Wait, what do I mean "RIA seems to defy definition"? Well, the definition of the term RIA seems to be shifting continuously. It certainly no longer just literally means rich internet application. I have said before that RIA was becoming a synonym for website, because nowadays, people expect you to build an RIA when they ask you to build a website for them. Just yesterday, I attended a seminar about RIAs, and the keynote speaker was of the opinion that an important aspect of RIA is "cross-platformness". And I can only agree, because the capability to build an application only once and being able to deploy it on many operating systems and devices is definetely a big development and maintenance cost reducer: win-win.

Interestingly, the definition of the term Web Service is undergoing a similar process as its meaning is also becoming broader. Well, that is not entirely true, because the definition of Web Service is depending on the perspective of its beholder. Seen from a business perspective, a web service is a course granular thing that reflects a certain business process or transaction, for instance "payment". Seen from the perspective of a software architect, a webservice is a programming interface that provides a set of operations that can be invoked from anywhere on the web. Seen from a consumer's perspective, a web service has a much broader meaning: a service of a company that is rendered to them through the web, for instance "online banking". Each of these notions is essentially true.

Did you notice how close the perceived meaning of "web service" comes to the meaning of RIA when seen from a consumer's perspective? In any case, an RIA can significantly improve the quality of the service that is rendered to the customer, because the rich capabilities of RIA technology allows you to develop appealing and responsive web applications. Add the above mentioned "cross-platformness" to the equation and you get a no-brainer business case: RIA technology improves customer satisfaction and reduces cost. And if you pair RIA development with an Agile methodology (also a no-brainer) and rapid design & visualization, you can have your customers experience the first version of your cost reducer and customer satisfier within the month. No kidding.

March 02, 2009

Personal branding with social media

Modern (social) professionals spend a lot of time on the web to advertise themselves. Social Media, which is a new umbrella term for web applications that allow people to participate in the creation of the content served by that application. Examples of Social Media are Web log (blog) applications, LinkedIn, Facebook, Twitter and Ning (for an extensive list of social media examples, look here)
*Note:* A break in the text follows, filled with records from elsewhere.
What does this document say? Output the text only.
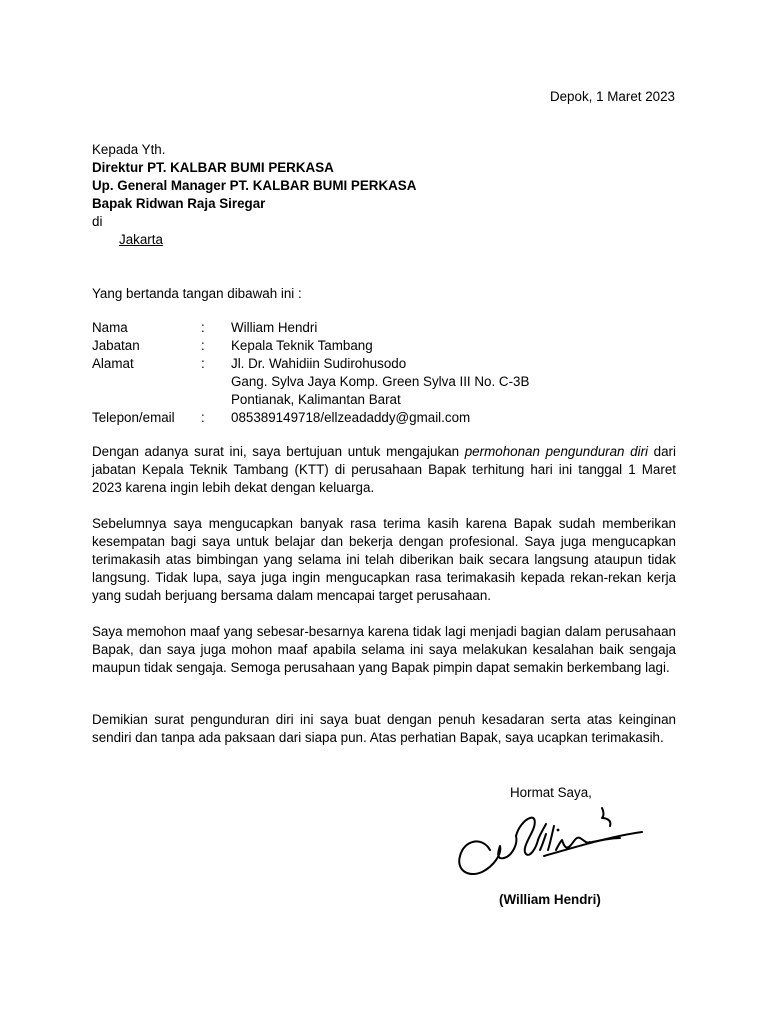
Depok, 1 Maret 2023
Kepada Yth.
Direktur PT. KALBAR BUMI PERKASA
Up. General Manager PT. KALBAR BUMI PERKASA
Bapak Ridwan Raja Siregar
di
Jakarta
Yang bertanda tangan dibawah ini :
Nama	:	William Hendri
Jabatan	:	Kepala Teknik Tambang
Alamat	:	Jl. Dr. Wahidiin Sudirohusodo
Gang. Sylva Jaya Komp. Green Sylva III No. C-3B
Pontianak, Kalimantan Barat
Telepon/email	:	085389149718/ellzeadaddy@gmail.com

Dengan adanya surat ini, saya bertujuan untuk mengajukan permohonan pengunduran diri dari jabatan Kepala Teknik Tambang (KTT) di perusahaan Bapak terhitung hari ini tanggal 1 Maret 2023 karena ingin lebih dekat dengan keluarga.

Sebelumnya saya mengucapkan banyak rasa terima kasih karena Bapak sudah memberikan kesempatan bagi saya untuk belajar dan bekerja dengan profesional. Saya juga mengucapkan terimakasih atas bimbingan yang selama ini telah diberikan baik secara langsung ataupun tidak langsung. Tidak lupa, saya juga ingin mengucapkan rasa terimakasih kepada rekan-rekan kerja yang sudah berjuang bersama dalam mencapai target perusahaan.

Saya memohon maaf yang sebesar-besarnya karena tidak lagi menjadi bagian dalam perusahaan Bapak, dan saya juga mohon maaf apabila selama ini saya melakukan kesalahan baik sengaja maupun tidak sengaja. Semoga perusahaan yang Bapak pimpin dapat semakin berkembang lagi.

Demikian surat pengunduran diri ini saya buat dengan penuh kesadaran serta atas keinginan sendiri dan tanpa ada paksaan dari siapa pun. Atas perhatian Bapak, saya ucapkan terimakasih.

Hormat Saya,
(William Hendri)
The modern professional uses social netwroking applications such as LinkedIn to create and maintain a personal profile and to associate himself/herself with other individuals (preferably with commonly recognized authority), put their ideas, knowledge, experience and interests on display in their personal and professional blogs and leave authoritative comments on selectively picked blog posts of other individuals. Today's pros are constantly shaping their personal brand. I have made an attempt of illustrating the basic processes behind this in a use case diagram below (diagrams always make articles look more authoritative...).

Personal branding will help yourself to become engaged in the type of projects you aspire. It also helps other people to find certain information and expertise that they need for their projects. Recruiters have discovered social media too. They use it actively to hunt for heads or passively to scan the extracurricular activities of people who have applied for a certain position. Needless to say, you should be aware of the down side of this too: it can be difficult to erase past results of your online activities. Recruiters also scan the web for any recent or past behavior on your part that they might see as unfitting for the position they attempt to fill. An online picture of yourself in a bikini might prevent you from getting a job as a teacher on a primary school, but depending on your looks, it could improve your chances of becoming an aerobics instructor.

Guy Kawasaki gives us 10 tips for using LinkedIn to find a job (in particular, have a good look at tip 11). The effectiveness of these tips is directly proportional to the strength of your brand, i.e: take good care of your personal brand and these tips will be more effective.